Thomas Mulcair a tiré à boulets rouges, hier, sur le projet de loi 103 sur les écoles passerelles. Selon lui, une telle loi serait «complètement inapplicable», inéquitable et ferait reculer le français.

«Ça me déçoit immensément, comme avocat, comme administrateur public et comme fédéraliste et membre de la communauté anglophone qui a toujours compris que la meilleure manière de garder le Québec dans le Canada, c'est de veiller à ce que la majorité francophone se sente en sécurité, linguistiquement et culturellement», a-t-il expliqué en point de presse.

Le chef adjoint du NPD et ancien ministre du PLQ s'est rendu à Québec, hier, pour présenter un mémoire devant la commission parlementaire sur ce projet de loi controversé, écrit après que la Cour suprême eut invalidé le projet de loi 104, adopté unanimement par l'Assemblée nationale.

La nouvelle loi permettrait à un enfant francophone ou un allophone de fréquenter l'école publique anglaise à condition qu'il ait séjourné trois ans dans le réseau non subventionné et que son parcours soit jugé «authentique».

Cet examen serait «arbitraire», estime M. Mulcair. «Il faudra remplir des formulaires pour évaluer le rôle des grands-parents et plein de choses du genre. C'est insensé.»

Dans les années 80, M. Mulcair avait conseillé le ministre libéral Claude Ryan sur l'arrêt de la Cour suprême concernant l'affichage en français. «Je lui avais proposé une interprétation minimaliste (du jugement), et c'est ce que je propose encore aujourd'hui.»

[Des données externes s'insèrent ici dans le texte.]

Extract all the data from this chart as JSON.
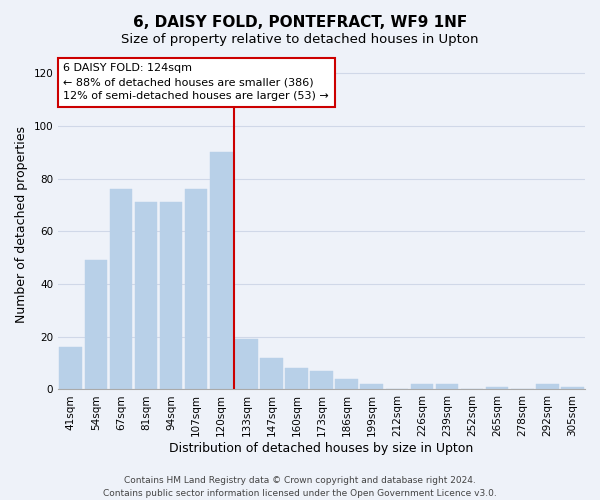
{
  "title": "6, DAISY FOLD, PONTEFRACT, WF9 1NF",
  "subtitle": "Size of property relative to detached houses in Upton",
  "xlabel": "Distribution of detached houses by size in Upton",
  "ylabel": "Number of detached properties",
  "bar_labels": [
    "41sqm",
    "54sqm",
    "67sqm",
    "81sqm",
    "94sqm",
    "107sqm",
    "120sqm",
    "133sqm",
    "147sqm",
    "160sqm",
    "173sqm",
    "186sqm",
    "199sqm",
    "212sqm",
    "226sqm",
    "239sqm",
    "252sqm",
    "265sqm",
    "278sqm",
    "292sqm",
    "305sqm"
  ],
  "bar_values": [
    16,
    49,
    76,
    71,
    71,
    76,
    90,
    19,
    12,
    8,
    7,
    4,
    2,
    0,
    2,
    2,
    0,
    1,
    0,
    2,
    1
  ],
  "bar_color": "#b8d0e8",
  "bar_edge_color": "#b8d0e8",
  "vline_color": "#cc0000",
  "annotation_title": "6 DAISY FOLD: 124sqm",
  "annotation_line1": "← 88% of detached houses are smaller (386)",
  "annotation_line2": "12% of semi-detached houses are larger (53) →",
  "annotation_box_edgecolor": "#cc0000",
  "annotation_box_facecolor": "#ffffff",
  "ylim": [
    0,
    125
  ],
  "yticks": [
    0,
    20,
    40,
    60,
    80,
    100,
    120
  ],
  "footer1": "Contains HM Land Registry data © Crown copyright and database right 2024.",
  "footer2": "Contains public sector information licensed under the Open Government Licence v3.0.",
  "background_color": "#eef2f9",
  "grid_color": "#d0d8e8",
  "title_fontsize": 11,
  "subtitle_fontsize": 9.5,
  "axis_label_fontsize": 9,
  "tick_fontsize": 7.5,
  "annotation_fontsize": 8,
  "footer_fontsize": 6.5
}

Le PLQ veut établir un «test d'authenticité» pour les élèves qui passeraient du réseau anglais non subventionné au réseau anglais public. Selon M. Mulcair, le gouvernement s'imposerait ainsi inutilement le fardeau de la preuve. Ce devrait être le contraire, martèle-t-il. «Le fardeau du parcours scolaire authentique doit reposer sur les parents.»

Sinon, les plus fortunés pourraient acheter le droit à une éducation publique en anglais, ce qui serait «inéquitable» et qui finirait par menacer le français.

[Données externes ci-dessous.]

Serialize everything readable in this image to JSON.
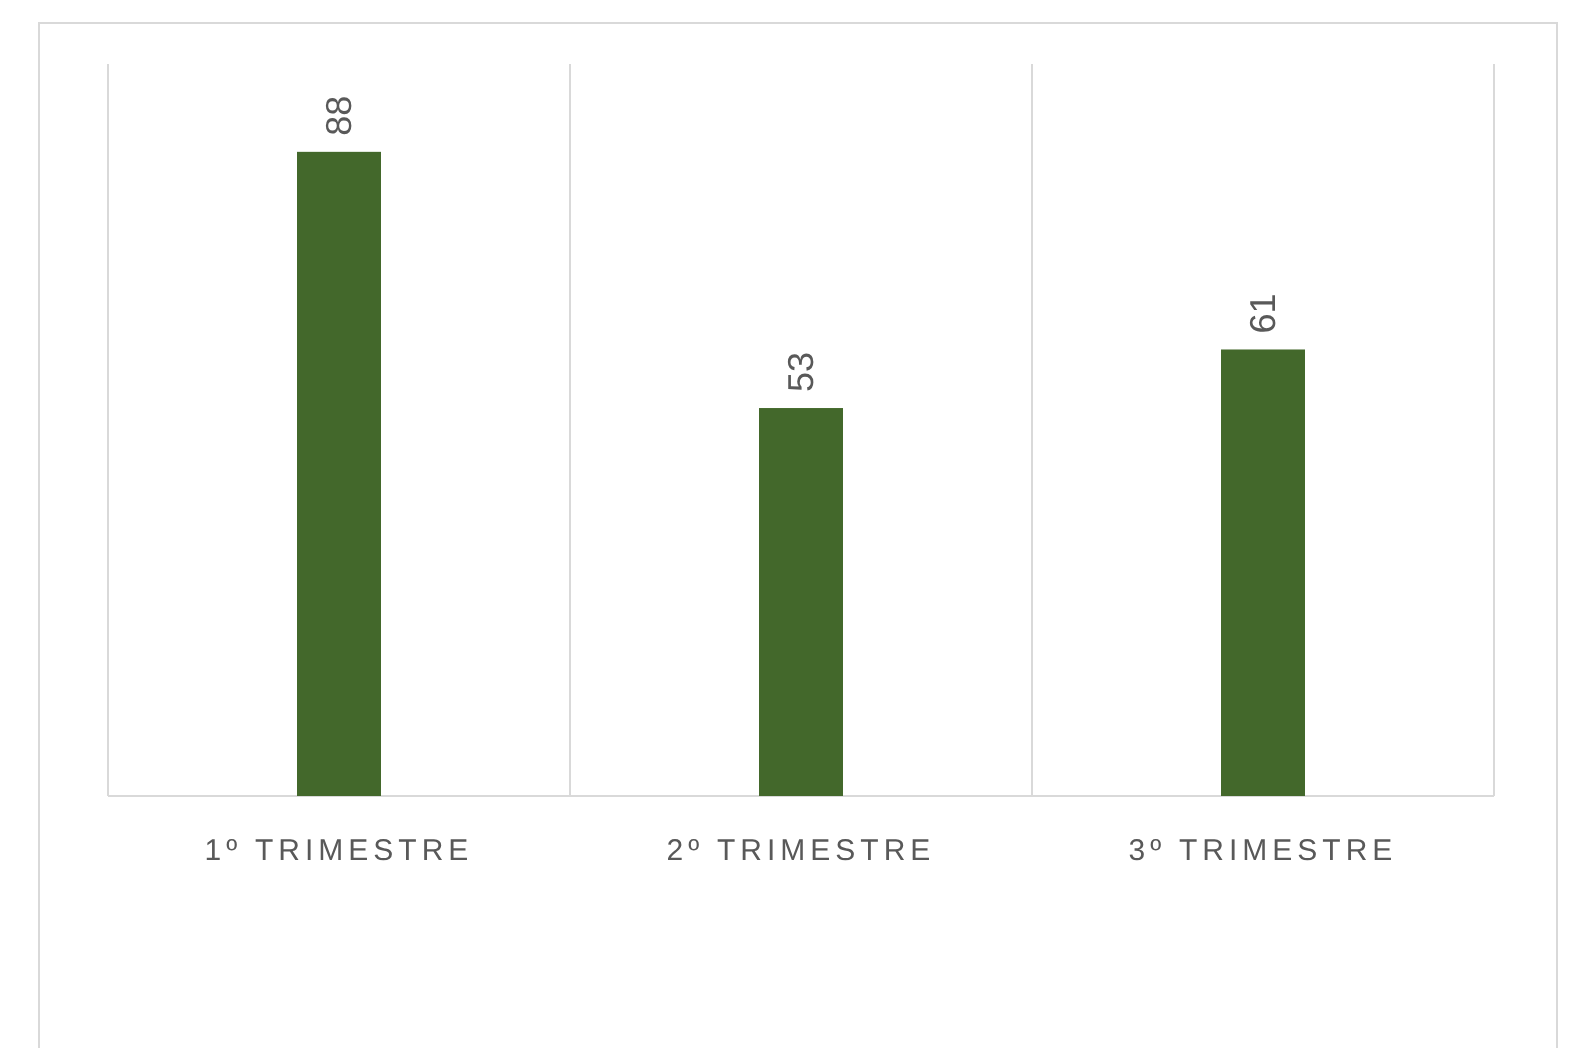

«Je connais des immigrés du Bangladesh très fiers de voir leurs enfants parler français avec un accent québécois impeccable, raconte-t-il. Maintenant, on renverserait cette situation. Au lieu de se sentir fiers, les parents se sentiraient embarrassés de ne pas être assez riches pour envoyer leurs enfants à l'école anglaise comme leurs voisins.»

Le Parti québécois suggère d'appliquer la loi 101 aux écoles non subventionnées et d'interdire ainsi aux francophones et aux allophones de se payer une éducation en anglais. «Le problème, avec cet argument, c'est qu'on va déplacer les écoles passerelles quelques kilomètres plus loin (en Ontario)», a dit M. Mulcair. Les écoles des autres provinces canadiennes deviendraient selon lui les nouvelles passerelles. Il soutient aussi que l'article 59 de la Loi constitutionnelle de 1981 empêche le recours à la clause dérogatoire, ce que le PQ songe à faire.

Un total de 41 mémoires

La commission parlementaire qui examine depuis mercredi le projet de loi 103 recevra au total 41 mémoires. Quatorze ont déjà été présentés. Des syndicats comme la FTQ, l'Union des artistes et la Fédération autonome de l'enseignement (FAE) ont dénoncé le projet de loi 103. La Commission des droits de la personne y réserve quant à elle un accueil «mitigé». Elle déplore l'ajout de «nouveaux droits», et regrette de ne pas avoir été consultée.